1.   Analyze a health concern and the associated best practices for health improvement. 

Passing Grade:  Provides a perceptive analysis of a health concern and the associated best practices for health improvement. Provides credible evidence for best practices and articulates underlying assumptions and points of uncertainty in the analysis. 

2.  Establish mutually agreed-upon health goals for a care coordination plan, in collaboration with the patient.

Passing Grade:   Establishes mutually agreed-upon health goals for a care coordination plan, in collaboration with the patient. Ensures the goals are realistic, measurable, and attainable. 

3.  Identify available community resources for a safe and effective continuum of care. 

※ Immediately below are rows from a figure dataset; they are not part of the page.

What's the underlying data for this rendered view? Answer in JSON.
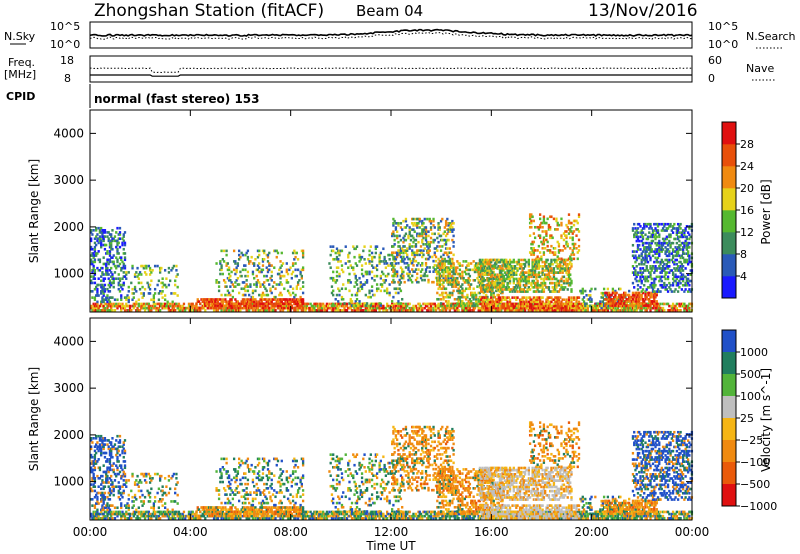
{
  "header": {
    "station": "Zhongshan Station (fitACF)",
    "beam": "Beam 04",
    "date": "13/Nov/2016"
  },
  "noise_panel": {
    "left_label": "N.Sky",
    "right_label": "N.Search",
    "left_ticks": [
      "10^5",
      "10^0"
    ],
    "right_ticks": [
      "10^5",
      "10^0"
    ]
  },
  "freq_panel": {
    "left_label_line1": "Freq.",
    "left_label_line2": "[MHz]",
    "right_label": "Nave",
    "left_ticks": [
      "18",
      "8"
    ],
    "right_ticks": [
      "60",
      "0"
    ],
    "cpid_label": "CPID",
    "cpid_text": "normal (fast stereo) 153"
  },
  "colors": {
    "power": [
      "#1a1aff",
      "#2a5ab8",
      "#3c8c5c",
      "#55b830",
      "#e6d21a",
      "#f08a10",
      "#e8500a",
      "#e01010"
    ],
    "velocity_pos": [
      "#2050c8",
      "#207e5e",
      "#52b43a"
    ],
    "velocity_neu": "#bfbfbf",
    "velocity_neg": [
      "#f5b515",
      "#f08a10",
      "#ea5a0a",
      "#e01010"
    ]
  },
  "chart_data": [
    {
      "type": "heatmap",
      "panel": "power",
      "ylabel": "Slant Range [km]",
      "yticks": [
        "1000",
        "2000",
        "3000",
        "4000"
      ],
      "ylim": [
        180,
        4500
      ],
      "xlabel": "Time UT",
      "xticks": [
        "00:00",
        "04:00",
        "08:00",
        "12:00",
        "16:00",
        "20:00",
        "00:00"
      ],
      "xlim": [
        0,
        24
      ],
      "colorbar_label": "Power [dB]",
      "colorbar_ticks": [
        "4",
        "8",
        "12",
        "16",
        "20",
        "24",
        "28"
      ],
      "colorbar_range": [
        0,
        30
      ]
    },
    {
      "type": "heatmap",
      "panel": "velocity",
      "ylabel": "Slant Range [km]",
      "yticks": [
        "1000",
        "2000",
        "3000",
        "4000"
      ],
      "ylim": [
        180,
        4500
      ],
      "xlabel": "Time UT",
      "xticks": [
        "00:00",
        "04:00",
        "08:00",
        "12:00",
        "16:00",
        "20:00",
        "00:00"
      ],
      "xlim": [
        0,
        24
      ],
      "colorbar_label": "Velocity [m s^-1]",
      "colorbar_ticks": [
        "1000",
        "500",
        "100",
        "25",
        "−25",
        "−100",
        "−500",
        "−1000"
      ]
    }
  ]
}
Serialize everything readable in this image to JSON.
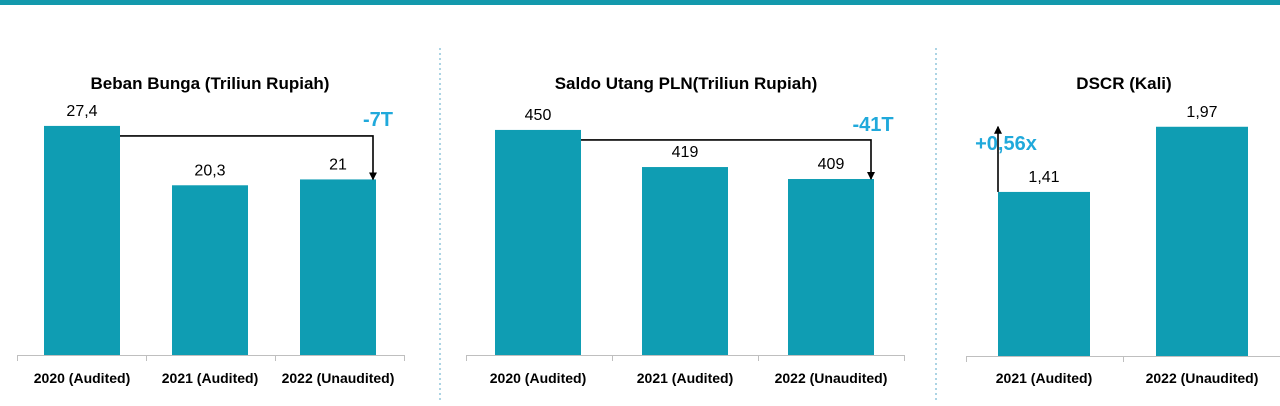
{
  "colors": {
    "accent": "#1399ac",
    "bar": "#0f9db3",
    "delta": "#20a9db",
    "divider": "#5aa8c8",
    "axis": "#bfbfbf"
  },
  "chart_data": [
    {
      "type": "bar",
      "title": "Beban Bunga (Triliun Rupiah)",
      "categories": [
        "2020 (Audited)",
        "2021 (Audited)",
        "2022 (Unaudited)"
      ],
      "values": [
        27.4,
        20.3,
        21
      ],
      "value_labels": [
        "27,4",
        "20,3",
        "21"
      ],
      "ylim": [
        0,
        30.5
      ],
      "annotation": {
        "text": "-7T",
        "from_index": 0,
        "to_index": 2,
        "direction": "down"
      }
    },
    {
      "type": "bar",
      "title": "Saldo Utang PLN(Triliun Rupiah)",
      "categories": [
        "2020 (Audited)",
        "2021 (Audited)",
        "2022 (Unaudited)"
      ],
      "values": [
        450,
        419,
        409
      ],
      "value_labels": [
        "450",
        "419",
        "409"
      ],
      "ylim": [
        262,
        475
      ],
      "annotation": {
        "text": "-41T",
        "from_index": 0,
        "to_index": 2,
        "direction": "down"
      }
    },
    {
      "type": "bar",
      "title": "DSCR (Kali)",
      "categories": [
        "2021 (Audited)",
        "2022 (Unaudited)"
      ],
      "values": [
        1.41,
        1.97
      ],
      "value_labels": [
        "1,41",
        "1,97"
      ],
      "ylim": [
        0,
        2.2
      ],
      "annotation": {
        "text": "+0,56x",
        "from_index": 0,
        "to_index": 1,
        "direction": "up"
      }
    }
  ]
}
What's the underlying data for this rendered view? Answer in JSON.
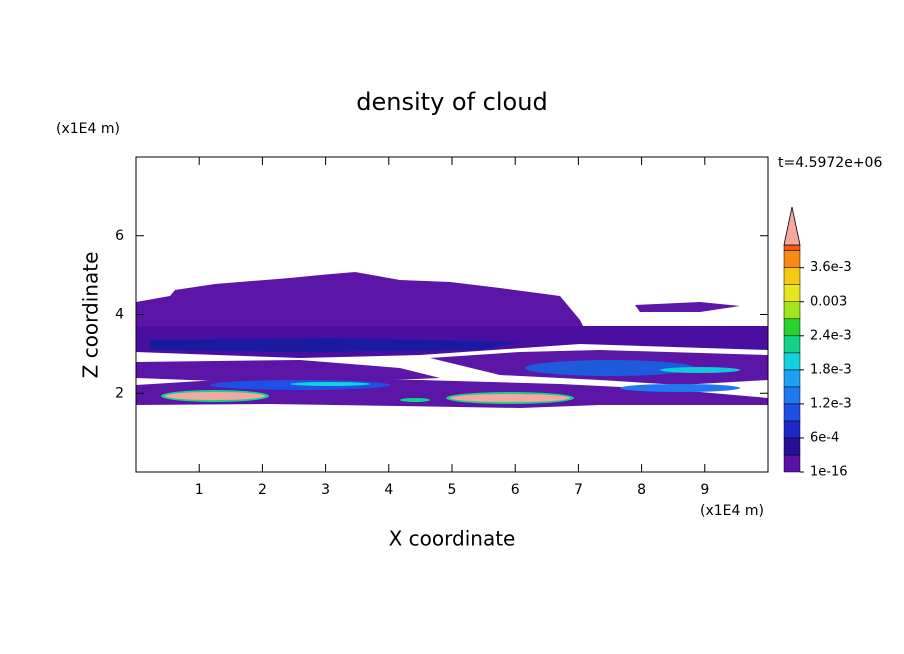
{
  "chart_data": {
    "type": "contour",
    "title": "density of cloud",
    "xlabel": "X coordinate",
    "ylabel": "Z coordinate",
    "xunit": "(x1E4 m)",
    "yunit": "(x1E4 m)",
    "annotation": "t=4.5972e+06",
    "xlim": [
      0,
      10
    ],
    "xticks": [
      1,
      2,
      3,
      4,
      5,
      6,
      7,
      8,
      9
    ],
    "ylim": [
      0,
      8
    ],
    "yticks": [
      2,
      4,
      6
    ],
    "colorbar": {
      "clim": [
        0,
        0.004
      ],
      "ticks": [
        {
          "value": 1e-16,
          "label": "1e-16"
        },
        {
          "value": 0.0006,
          "label": "6e-4"
        },
        {
          "value": 0.0012,
          "label": "1.2e-3"
        },
        {
          "value": 0.0018,
          "label": "1.8e-3"
        },
        {
          "value": 0.0024,
          "label": "2.4e-3"
        },
        {
          "value": 0.003,
          "label": "0.003"
        },
        {
          "value": 0.0036,
          "label": "3.6e-3"
        }
      ],
      "colors": [
        "#5a12a8",
        "#2a0f96",
        "#1c28c8",
        "#1e50e6",
        "#1e78f0",
        "#1ea0f0",
        "#14d2dc",
        "#14d28c",
        "#28d232",
        "#a0e61e",
        "#e6e61e",
        "#f5c814",
        "#f58c14",
        "#f55a14",
        "#e61e1e"
      ],
      "extend_color": "#f4a8a0"
    }
  }
}
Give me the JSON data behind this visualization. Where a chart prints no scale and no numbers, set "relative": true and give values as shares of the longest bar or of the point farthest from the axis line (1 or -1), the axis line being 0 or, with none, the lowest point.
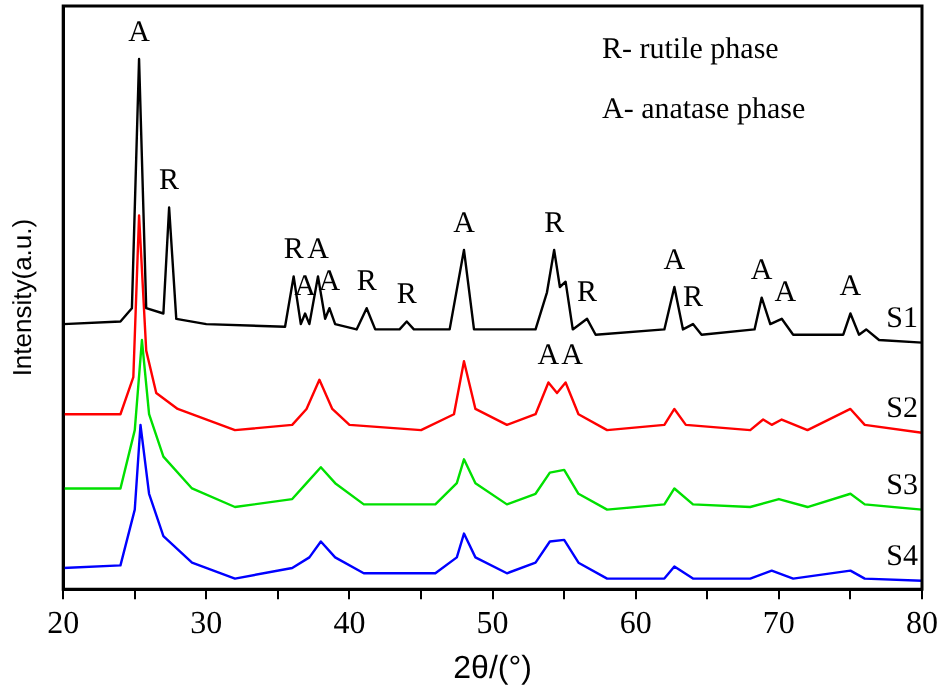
{
  "chart_data": {
    "type": "line",
    "xlabel": "2θ/(°)",
    "ylabel": "Intensity(a.u.)",
    "relative": true,
    "xlim": [
      20,
      80
    ],
    "xticks": [
      20,
      {
        "value": 25,
        "label": null
      },
      30,
      {
        "value": 35,
        "label": null
      },
      40,
      {
        "value": 45,
        "label": null
      },
      50,
      {
        "value": 55,
        "label": null
      },
      60,
      {
        "value": 65,
        "label": null
      },
      70,
      {
        "value": 75,
        "label": null
      },
      80
    ],
    "series": [
      {
        "name": "S1",
        "color": "#000000",
        "x": [
          20,
          24,
          24.8,
          25.3,
          25.8,
          27,
          27.4,
          27.9,
          30,
          35.5,
          36.1,
          36.6,
          36.9,
          37.2,
          37.8,
          38.3,
          38.6,
          39,
          40.5,
          41.2,
          41.8,
          43.5,
          44,
          44.5,
          47,
          48,
          48.7,
          53,
          53.8,
          54.3,
          54.7,
          55.1,
          55.6,
          56.6,
          57.2,
          62,
          62.7,
          63.3,
          64,
          64.6,
          68.3,
          68.8,
          69.4,
          70.2,
          71,
          74.5,
          75,
          75.6,
          76.1,
          77,
          80
        ],
        "values": [
          0.5,
          0.505,
          0.53,
          1,
          0.53,
          0.52,
          0.72,
          0.51,
          0.5,
          0.495,
          0.59,
          0.5,
          0.52,
          0.5,
          0.59,
          0.51,
          0.53,
          0.5,
          0.49,
          0.53,
          0.49,
          0.49,
          0.505,
          0.49,
          0.49,
          0.64,
          0.49,
          0.49,
          0.56,
          0.64,
          0.57,
          0.58,
          0.49,
          0.51,
          0.48,
          0.49,
          0.57,
          0.49,
          0.5,
          0.48,
          0.49,
          0.55,
          0.5,
          0.51,
          0.48,
          0.48,
          0.52,
          0.48,
          0.49,
          0.47,
          0.465
        ]
      },
      {
        "name": "S2",
        "color": "#ff0000",
        "x": [
          20,
          24,
          24.9,
          25.3,
          25.8,
          26.5,
          28,
          32,
          36,
          37,
          37.9,
          38.8,
          40,
          45,
          47.3,
          48,
          48.8,
          51,
          53,
          53.9,
          54.5,
          55.1,
          56,
          58,
          62,
          62.7,
          63.5,
          68,
          68.9,
          69.5,
          70.2,
          72,
          75,
          76,
          80
        ],
        "values": [
          0.33,
          0.33,
          0.4,
          0.705,
          0.45,
          0.37,
          0.34,
          0.3,
          0.31,
          0.34,
          0.395,
          0.34,
          0.31,
          0.3,
          0.33,
          0.43,
          0.34,
          0.31,
          0.33,
          0.39,
          0.37,
          0.39,
          0.33,
          0.3,
          0.31,
          0.34,
          0.31,
          0.3,
          0.32,
          0.31,
          0.32,
          0.3,
          0.34,
          0.31,
          0.295
        ]
      },
      {
        "name": "S3",
        "color": "#00e000",
        "x": [
          20,
          24,
          25,
          25.5,
          26,
          27,
          29,
          32,
          36,
          37,
          38,
          39,
          41,
          46,
          47.5,
          48,
          48.8,
          51,
          53,
          54,
          55,
          56,
          58,
          62,
          62.7,
          64,
          68,
          70,
          72,
          75,
          76,
          80
        ],
        "values": [
          0.19,
          0.19,
          0.3,
          0.47,
          0.33,
          0.25,
          0.19,
          0.155,
          0.17,
          0.2,
          0.23,
          0.2,
          0.16,
          0.16,
          0.2,
          0.245,
          0.2,
          0.16,
          0.18,
          0.22,
          0.225,
          0.18,
          0.15,
          0.16,
          0.19,
          0.16,
          0.155,
          0.17,
          0.155,
          0.18,
          0.16,
          0.15
        ]
      },
      {
        "name": "S4",
        "color": "#0000ff",
        "x": [
          20,
          24,
          25,
          25.4,
          26,
          27,
          29,
          32,
          36,
          37.2,
          38,
          39,
          41,
          46,
          47.5,
          48,
          48.8,
          51,
          53,
          54,
          55,
          56,
          58,
          62,
          62.7,
          64,
          68,
          69.5,
          71,
          75,
          76,
          80
        ],
        "values": [
          0.04,
          0.045,
          0.15,
          0.31,
          0.18,
          0.1,
          0.05,
          0.02,
          0.04,
          0.06,
          0.09,
          0.06,
          0.03,
          0.03,
          0.06,
          0.105,
          0.06,
          0.03,
          0.05,
          0.09,
          0.093,
          0.05,
          0.02,
          0.02,
          0.043,
          0.02,
          0.02,
          0.035,
          0.02,
          0.035,
          0.02,
          0.016
        ]
      }
    ],
    "annotations": [
      "R- rutile phase",
      "A- anatase phase",
      {
        "text": "A",
        "x": 25.3,
        "y": 1
      },
      {
        "text": "R",
        "x": 27.4,
        "y": 0.72
      },
      {
        "text": "A",
        "x": 36.9,
        "y": 0.52
      },
      {
        "text": "A",
        "x": 38.6,
        "y": 0.53
      },
      {
        "text": "R",
        "x": 36.1,
        "y": 0.59
      },
      {
        "text": "A",
        "x": 37.8,
        "y": 0.59
      },
      {
        "text": "R",
        "x": 41.2,
        "y": 0.53
      },
      {
        "text": "R",
        "x": 44,
        "y": 0.505
      },
      {
        "text": "A",
        "x": 48,
        "y": 0.64
      },
      {
        "text": "R",
        "x": 54.3,
        "y": 0.64
      },
      {
        "text": "R",
        "x": 56.6,
        "y": 0.51
      },
      {
        "text": "A",
        "x": 62.7,
        "y": 0.57
      },
      {
        "text": "R",
        "x": 64,
        "y": 0.5
      },
      {
        "text": "A",
        "x": 68.8,
        "y": 0.55
      },
      {
        "text": "A",
        "x": 70.2,
        "y": 0.51
      },
      {
        "text": "A",
        "x": 75,
        "y": 0.52
      },
      {
        "text": "A",
        "x": 53.9,
        "y": 0.39
      },
      {
        "text": "A",
        "x": 55.1,
        "y": 0.39
      }
    ]
  }
}
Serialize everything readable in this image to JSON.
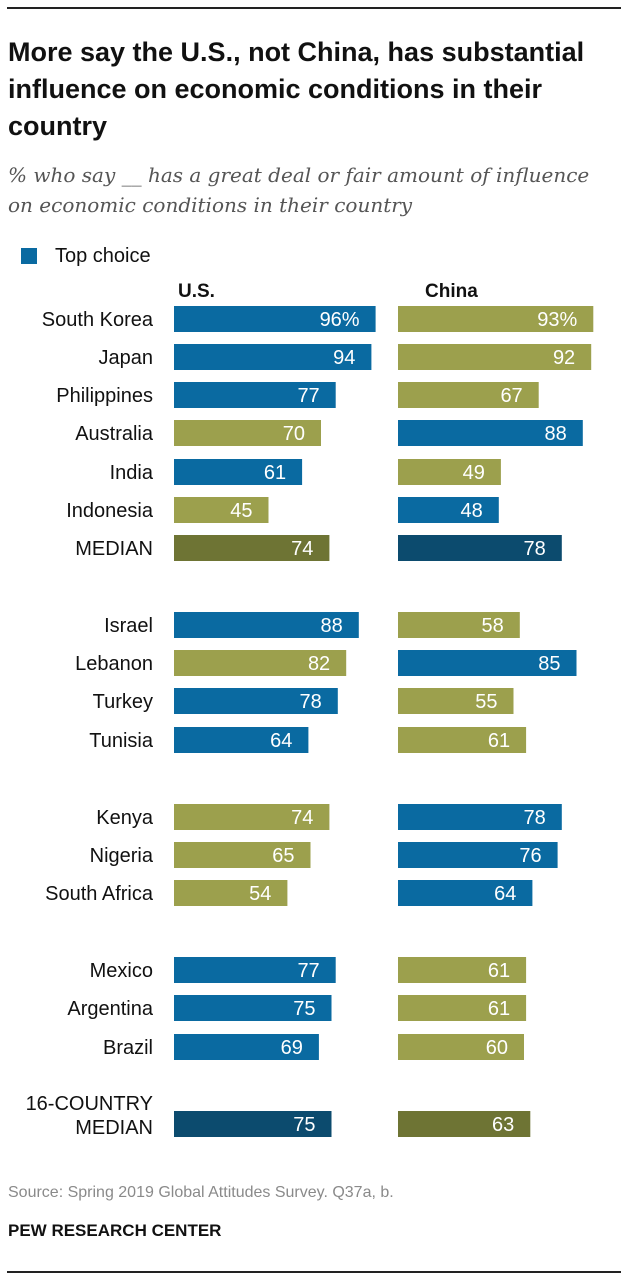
{
  "title": "More say the U.S., not China, has substantial influence on economic conditions in their country",
  "subtitle": "% who say __ has a great deal or fair amount of influence on economic conditions in their country",
  "legend": {
    "label": "Top choice"
  },
  "source": "Source: Spring 2019 Global Attitudes Survey. Q37a, b.",
  "org": "PEW RESEARCH CENTER",
  "colors": {
    "top_choice": "#0a6aa1",
    "other": "#9ca04d",
    "median_top": "#0c4b6e",
    "median_other": "#6e7434"
  },
  "chart_data": {
    "type": "bar",
    "orientation": "horizontal",
    "xlim": [
      0,
      100
    ],
    "series": [
      {
        "name": "U.S.",
        "values": [
          96,
          94,
          77,
          70,
          61,
          45,
          74,
          88,
          82,
          78,
          64,
          74,
          65,
          54,
          77,
          75,
          69,
          75
        ]
      },
      {
        "name": "China",
        "values": [
          93,
          92,
          67,
          88,
          49,
          48,
          78,
          58,
          85,
          55,
          61,
          78,
          76,
          64,
          61,
          61,
          60,
          63
        ]
      }
    ],
    "rows": [
      {
        "label": "South Korea",
        "us": 96,
        "us_label": "96%",
        "china": 93,
        "china_label": "93%",
        "top": "us"
      },
      {
        "label": "Japan",
        "us": 94,
        "us_label": "94",
        "china": 92,
        "china_label": "92",
        "top": "us"
      },
      {
        "label": "Philippines",
        "us": 77,
        "us_label": "77",
        "china": 67,
        "china_label": "67",
        "top": "us"
      },
      {
        "label": "Australia",
        "us": 70,
        "us_label": "70",
        "china": 88,
        "china_label": "88",
        "top": "china"
      },
      {
        "label": "India",
        "us": 61,
        "us_label": "61",
        "china": 49,
        "china_label": "49",
        "top": "us"
      },
      {
        "label": "Indonesia",
        "us": 45,
        "us_label": "45",
        "china": 48,
        "china_label": "48",
        "top": "china"
      },
      {
        "label": "MEDIAN",
        "us": 74,
        "us_label": "74",
        "china": 78,
        "china_label": "78",
        "top": "china",
        "median": true
      },
      {
        "label": "Israel",
        "us": 88,
        "us_label": "88",
        "china": 58,
        "china_label": "58",
        "top": "us"
      },
      {
        "label": "Lebanon",
        "us": 82,
        "us_label": "82",
        "china": 85,
        "china_label": "85",
        "top": "china"
      },
      {
        "label": "Turkey",
        "us": 78,
        "us_label": "78",
        "china": 55,
        "china_label": "55",
        "top": "us"
      },
      {
        "label": "Tunisia",
        "us": 64,
        "us_label": "64",
        "china": 61,
        "china_label": "61",
        "top": "us"
      },
      {
        "label": "Kenya",
        "us": 74,
        "us_label": "74",
        "china": 78,
        "china_label": "78",
        "top": "china"
      },
      {
        "label": "Nigeria",
        "us": 65,
        "us_label": "65",
        "china": 76,
        "china_label": "76",
        "top": "china"
      },
      {
        "label": "South Africa",
        "us": 54,
        "us_label": "54",
        "china": 64,
        "china_label": "64",
        "top": "china"
      },
      {
        "label": "Mexico",
        "us": 77,
        "us_label": "77",
        "china": 61,
        "china_label": "61",
        "top": "us"
      },
      {
        "label": "Argentina",
        "us": 75,
        "us_label": "75",
        "china": 61,
        "china_label": "61",
        "top": "us"
      },
      {
        "label": "Brazil",
        "us": 69,
        "us_label": "69",
        "china": 60,
        "china_label": "60",
        "top": "us"
      },
      {
        "label": "16-COUNTRY MEDIAN",
        "label_lines": [
          "16-COUNTRY",
          "MEDIAN"
        ],
        "us": 75,
        "us_label": "75",
        "china": 63,
        "china_label": "63",
        "top": "us",
        "median": true
      }
    ]
  }
}
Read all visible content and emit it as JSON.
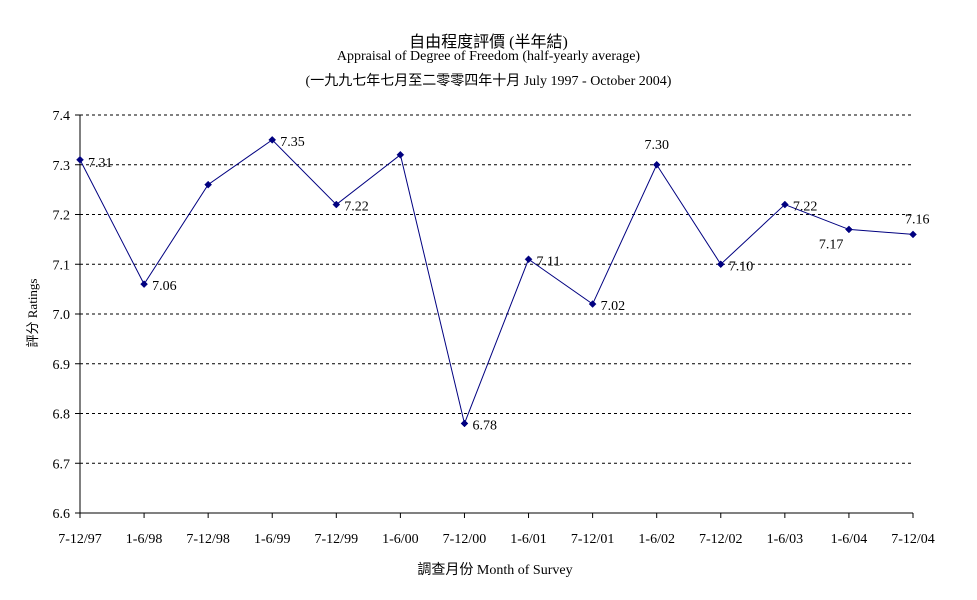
{
  "chart_data": {
    "type": "line",
    "title": "自由程度評價 (半年結)",
    "subtitle": "Appraisal of Degree of Freedom  (half-yearly average)",
    "subtitle2": "(一九九七年七月至二零零四年十月 July 1997 - October 2004)",
    "xlabel": "調查月份 Month of Survey",
    "ylabel": "評分 Ratings",
    "ylim": [
      6.6,
      7.4
    ],
    "yticks": [
      "6.6",
      "6.7",
      "6.8",
      "6.9",
      "7.0",
      "7.1",
      "7.2",
      "7.3",
      "7.4"
    ],
    "grid": true,
    "legend": false,
    "color": "#000080",
    "categories": [
      "7-12/97",
      "1-6/98",
      "7-12/98",
      "1-6/99",
      "7-12/99",
      "1-6/00",
      "7-12/00",
      "1-6/01",
      "7-12/01",
      "1-6/02",
      "7-12/02",
      "1-6/03",
      "1-6/04",
      "7-12/04"
    ],
    "values": [
      7.31,
      7.06,
      7.26,
      7.35,
      7.22,
      7.32,
      6.78,
      7.11,
      7.02,
      7.3,
      7.1,
      7.22,
      7.17,
      7.16
    ],
    "data_labels": [
      "7.31",
      "7.06",
      "",
      "7.35",
      "7.22",
      "",
      "6.78",
      "7.11",
      "7.02",
      "7.30",
      "7.10",
      "7.22",
      "7.17",
      "7.16"
    ]
  }
}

Passing Grade:  Identifies significant and available community resources for a safe and effective continuum of care. Provides a comprehensive list of resources, with credible evidence of their contribution toward improving community health. 

4.  Write clearly and concisely in a logically coherent and appropriate form and style. 

Passing Grade:  Writes clearly and concisely in a logically coherent and appropriate form and style. Main points, ideas, arguments, or propositions are well-developed and engaging. Adheres to all applicable disciplinary and scholarly writing standards.